August 8, 2007 was the worst day of my life, a day that fulfills every parent’s nightmare. One of my daughter-in-law’s friends came to my office to tell me that my 27 year old son Neal and his two little boys Devon, age 7, and Ian, age 3 had been found murdered in their condo. My daughter-in-law was at the sheriff’s station and no one could find out anything more. How do you process something like that? How do you find the presence of mind to even make a choice of what to do next – sit and cry, start calling family, go down to the sheriff’s station – what do you do.
I said in the above paragraph that it was the worst day of my life. Actually, it was the end of my life that was, and the beginning of the life that now is. Everything seems to be clearly divided between “before” and “after.” Grief is a long, terrible journey, and the fact that someone you loved was deliberately killed makes it so much worse. Legal proceedings are added into the mix. There are long delays waiting for coroner’s reports, for forensics, for the murder site to be released so that you can finally start going through their things. And so very many long delays while waiting for the trial, or even the preliminary hearing, to begin.
I started writing about my terrible journey very early on. Sometimes I wrote about my boys and who they were. Sometimes I wrote about my grief. It was a release that I really needed, because murder and grief are terribly difficult subjects to talk about. It’s awkward. No one knows what to say. It’s hard even to articulate your own feelings to yourself sometimes. So, I write to keep my sanity. And I started emailing my writings to friends.

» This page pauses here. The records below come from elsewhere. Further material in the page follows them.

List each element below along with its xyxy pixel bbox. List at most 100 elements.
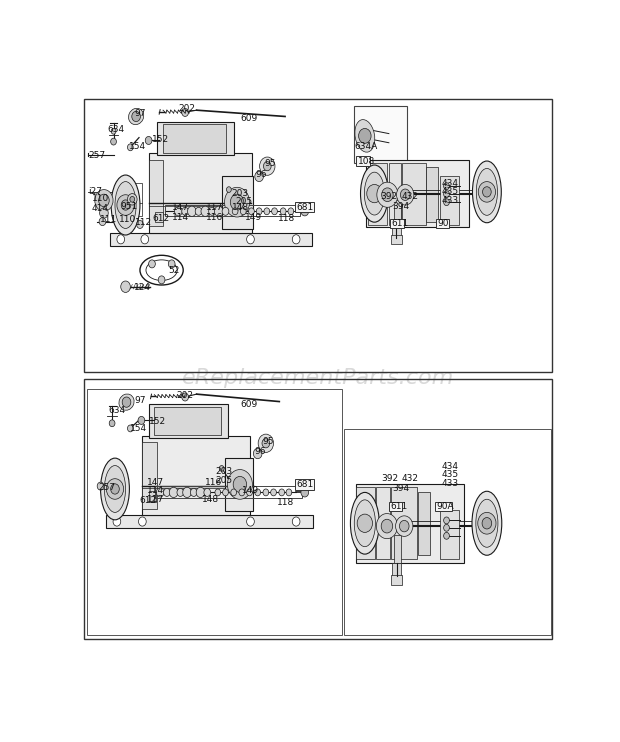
- Circle shape: [121, 281, 130, 292]
- Circle shape: [215, 489, 221, 496]
- Bar: [354, 106, 407, 163]
- Text: 96: 96: [254, 447, 266, 456]
- Ellipse shape: [476, 168, 497, 215]
- Bar: [110, 233, 312, 246]
- Circle shape: [377, 183, 398, 207]
- Text: 114: 114: [147, 486, 164, 495]
- Text: 116: 116: [206, 212, 224, 222]
- Circle shape: [99, 217, 106, 226]
- Bar: [436, 220, 449, 229]
- Text: 108: 108: [358, 157, 375, 165]
- Bar: [84, 378, 552, 639]
- Bar: [418, 492, 430, 555]
- Text: 149: 149: [245, 212, 262, 222]
- Text: 96: 96: [255, 170, 267, 179]
- Text: 95: 95: [262, 437, 274, 446]
- Circle shape: [367, 185, 382, 203]
- Text: 392: 392: [380, 192, 397, 201]
- Circle shape: [396, 516, 413, 536]
- Circle shape: [232, 208, 238, 214]
- Text: 202: 202: [176, 391, 193, 401]
- Text: 435: 435: [441, 188, 459, 197]
- Text: 433: 433: [441, 479, 459, 487]
- Bar: [356, 487, 376, 559]
- Circle shape: [301, 207, 309, 216]
- Ellipse shape: [472, 491, 502, 555]
- Circle shape: [482, 518, 492, 529]
- Bar: [84, 99, 552, 372]
- Circle shape: [100, 208, 108, 218]
- Text: eReplacementParts.com: eReplacementParts.com: [182, 367, 454, 387]
- Text: 681: 681: [296, 203, 314, 211]
- Text: 394: 394: [392, 202, 409, 211]
- Circle shape: [482, 187, 491, 197]
- Circle shape: [95, 190, 113, 211]
- Text: 609: 609: [241, 401, 258, 410]
- Ellipse shape: [472, 161, 502, 223]
- Ellipse shape: [365, 172, 384, 215]
- Circle shape: [286, 489, 292, 496]
- Text: 152: 152: [152, 135, 169, 144]
- Text: 257: 257: [98, 483, 115, 493]
- Circle shape: [145, 137, 152, 145]
- Bar: [376, 487, 390, 559]
- Ellipse shape: [115, 182, 136, 229]
- Bar: [226, 458, 254, 510]
- Ellipse shape: [355, 119, 375, 152]
- Circle shape: [182, 108, 188, 116]
- Circle shape: [219, 465, 224, 471]
- Text: 110: 110: [119, 214, 136, 224]
- Text: 117: 117: [206, 203, 224, 211]
- Circle shape: [138, 416, 144, 424]
- Circle shape: [109, 420, 115, 427]
- Circle shape: [357, 514, 373, 533]
- Circle shape: [99, 194, 109, 207]
- Text: 149: 149: [242, 485, 259, 495]
- Text: 114: 114: [172, 212, 189, 222]
- Text: 203: 203: [231, 188, 249, 197]
- Circle shape: [128, 194, 137, 205]
- Text: 95: 95: [264, 159, 275, 168]
- Text: 118: 118: [277, 498, 294, 507]
- Circle shape: [397, 185, 414, 205]
- Circle shape: [264, 162, 271, 171]
- Circle shape: [288, 208, 294, 214]
- Circle shape: [233, 476, 247, 493]
- Text: 202: 202: [179, 104, 195, 113]
- Circle shape: [478, 513, 496, 534]
- Ellipse shape: [476, 499, 498, 548]
- Bar: [426, 167, 438, 222]
- Text: 951: 951: [121, 202, 138, 211]
- Circle shape: [122, 397, 131, 407]
- Bar: [356, 485, 464, 563]
- Text: 117: 117: [147, 495, 164, 504]
- Circle shape: [241, 208, 246, 214]
- Circle shape: [158, 276, 165, 284]
- Ellipse shape: [360, 165, 388, 222]
- Ellipse shape: [100, 458, 130, 520]
- Text: 681: 681: [296, 480, 314, 489]
- Circle shape: [358, 128, 371, 143]
- Text: 609: 609: [241, 114, 258, 123]
- Circle shape: [262, 439, 270, 448]
- Circle shape: [239, 489, 245, 496]
- Circle shape: [122, 200, 130, 210]
- Circle shape: [230, 194, 244, 210]
- Circle shape: [260, 157, 275, 175]
- Circle shape: [280, 208, 286, 214]
- Circle shape: [279, 489, 285, 496]
- Circle shape: [128, 144, 133, 151]
- Bar: [344, 429, 551, 634]
- Bar: [392, 227, 401, 237]
- Ellipse shape: [111, 175, 140, 235]
- Circle shape: [223, 489, 228, 496]
- Circle shape: [97, 482, 104, 490]
- Circle shape: [195, 207, 202, 215]
- Circle shape: [141, 234, 149, 244]
- Text: 147: 147: [172, 203, 189, 211]
- Ellipse shape: [128, 108, 144, 125]
- Circle shape: [301, 487, 309, 497]
- Circle shape: [215, 206, 223, 217]
- Bar: [143, 436, 250, 515]
- Bar: [156, 486, 302, 498]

Might as well impose my misery on others – that’s what friends are for, right? The interesting thing is that those friends started sending my notes to other friends. My email list got bigger and bigger. And sometimes reading about my journey through grief somehow allowed others to express the feelings of grief that they were struggling with. It’s funny that we all are made to feel that it’s a journey we have to make in private, isn’t it?
Finally, Trisha, the owner of the Faces of the Missing blog, offered me this chance to post my blogs here on her site. I hope that if I share a little of me and my journey with you, it will give us both the strength to continue up that rocky slope for at least one more day. Please, read and share.
By the way, I should warn you that I often end my writings with the word Monkey. Monkey was my grandson Devon’s favorite word. He used it whenever he felt awkward, or was the center of the attention, or just didn’t know what to say. It’s a good word. So, Monkey!